As you probably know, Dr. Bolduc already asked to do this analysis and if he has to reimburse, he will.

….

Q: Under the incentive program, Bolduc is entitled to keep the money he received for each patient, up to $200, but was it ethical for him to take on those patients?

A: I’ll leave him to discuss that, but as a rule, for that incentive program, it is something that when I came into my position, I already announced that this rule would be revised. Maybe Réjean Hébert did not modify it properly. But after five years or so of experimenting with this incentive program, I’m not sure that it gave the effect that we wanted.

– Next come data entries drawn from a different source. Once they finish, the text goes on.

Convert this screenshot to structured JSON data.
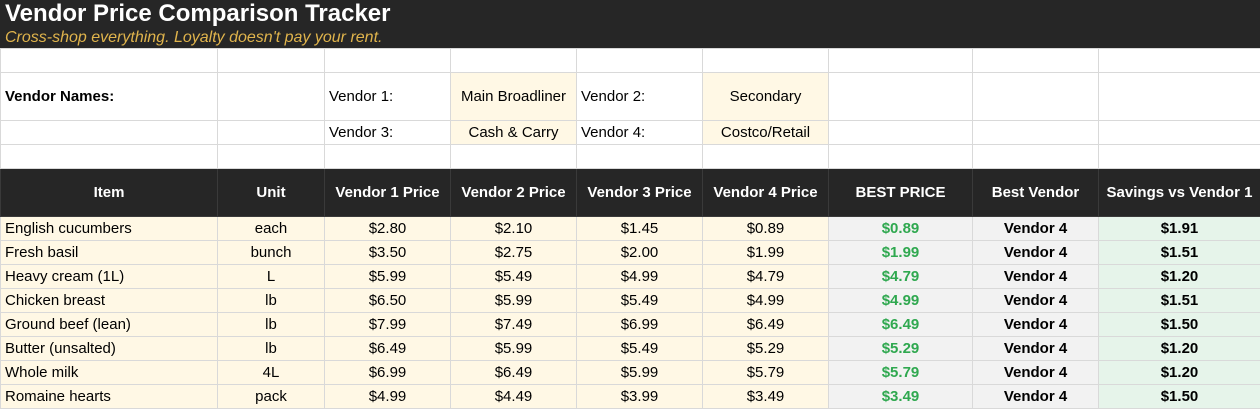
{
  "title": "Vendor Price Comparison Tracker",
  "subtitle": "Cross-shop everything. Loyalty doesn't pay your rent.",
  "vendor_setup": {
    "label": "Vendor Names:",
    "v1_label": "Vendor 1:",
    "v1_name": "Main Broadliner",
    "v2_label": "Vendor 2:",
    "v2_name": "Secondary",
    "v3_label": "Vendor 3:",
    "v3_name": "Cash & Carry",
    "v4_label": "Vendor 4:",
    "v4_name": "Costco/Retail"
  },
  "headers": {
    "item": "Item",
    "unit": "Unit",
    "v1": "Vendor 1 Price",
    "v2": "Vendor 2 Price",
    "v3": "Vendor 3 Price",
    "v4": "Vendor 4 Price",
    "best_price": "BEST PRICE",
    "best_vendor": "Best Vendor",
    "savings": "Savings vs Vendor 1"
  },
  "rows": [
    {
      "item": "English cucumbers",
      "unit": "each",
      "v1": "$2.80",
      "v2": "$2.10",
      "v3": "$1.45",
      "v4": "$0.89",
      "best": "$0.89",
      "best_vendor": "Vendor 4",
      "savings": "$1.91"
    },
    {
      "item": "Fresh basil",
      "unit": "bunch",
      "v1": "$3.50",
      "v2": "$2.75",
      "v3": "$2.00",
      "v4": "$1.99",
      "best": "$1.99",
      "best_vendor": "Vendor 4",
      "savings": "$1.51"
    },
    {
      "item": "Heavy cream (1L)",
      "unit": "L",
      "v1": "$5.99",
      "v2": "$5.49",
      "v3": "$4.99",
      "v4": "$4.79",
      "best": "$4.79",
      "best_vendor": "Vendor 4",
      "savings": "$1.20"
    },
    {
      "item": "Chicken breast",
      "unit": "lb",
      "v1": "$6.50",
      "v2": "$5.99",
      "v3": "$5.49",
      "v4": "$4.99",
      "best": "$4.99",
      "best_vendor": "Vendor 4",
      "savings": "$1.51"
    },
    {
      "item": "Ground beef (lean)",
      "unit": "lb",
      "v1": "$7.99",
      "v2": "$7.49",
      "v3": "$6.99",
      "v4": "$6.49",
      "best": "$6.49",
      "best_vendor": "Vendor 4",
      "savings": "$1.50"
    },
    {
      "item": "Butter (unsalted)",
      "unit": "lb",
      "v1": "$6.49",
      "v2": "$5.99",
      "v3": "$5.49",
      "v4": "$5.29",
      "best": "$5.29",
      "best_vendor": "Vendor 4",
      "savings": "$1.20"
    },
    {
      "item": "Whole milk",
      "unit": "4L",
      "v1": "$6.99",
      "v2": "$6.49",
      "v3": "$5.99",
      "v4": "$5.79",
      "best": "$5.79",
      "best_vendor": "Vendor 4",
      "savings": "$1.20"
    },
    {
      "item": "Romaine hearts",
      "unit": "pack",
      "v1": "$4.99",
      "v2": "$4.49",
      "v3": "$3.99",
      "v4": "$3.49",
      "best": "$3.49",
      "best_vendor": "Vendor 4",
      "savings": "$1.50"
    }
  ]
}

No matter what happens with this story, this incentive program will be re-evaluated.

Q: This program has cost the province $50 million in the past two years and it’s up for review this fall. Why not just use that money to directly fund getting more family doctors full time for Quebecers?

A: Yes, that’s exactly what we are getting at. What I said earlier when I got into my position, this is one of the things that I wanted to address because in my previous life I really criticized the measure strongly because of what you’re saying.

Money in many ways, has to be spent in a way that we have services and the criticism that we can address to this measure is well-founded and will be reviewed.

That’s something I decided when I got in, well before this Bolduc story came out. It will be reviewed and early this fall my conclusions will be divulged and we’ll see.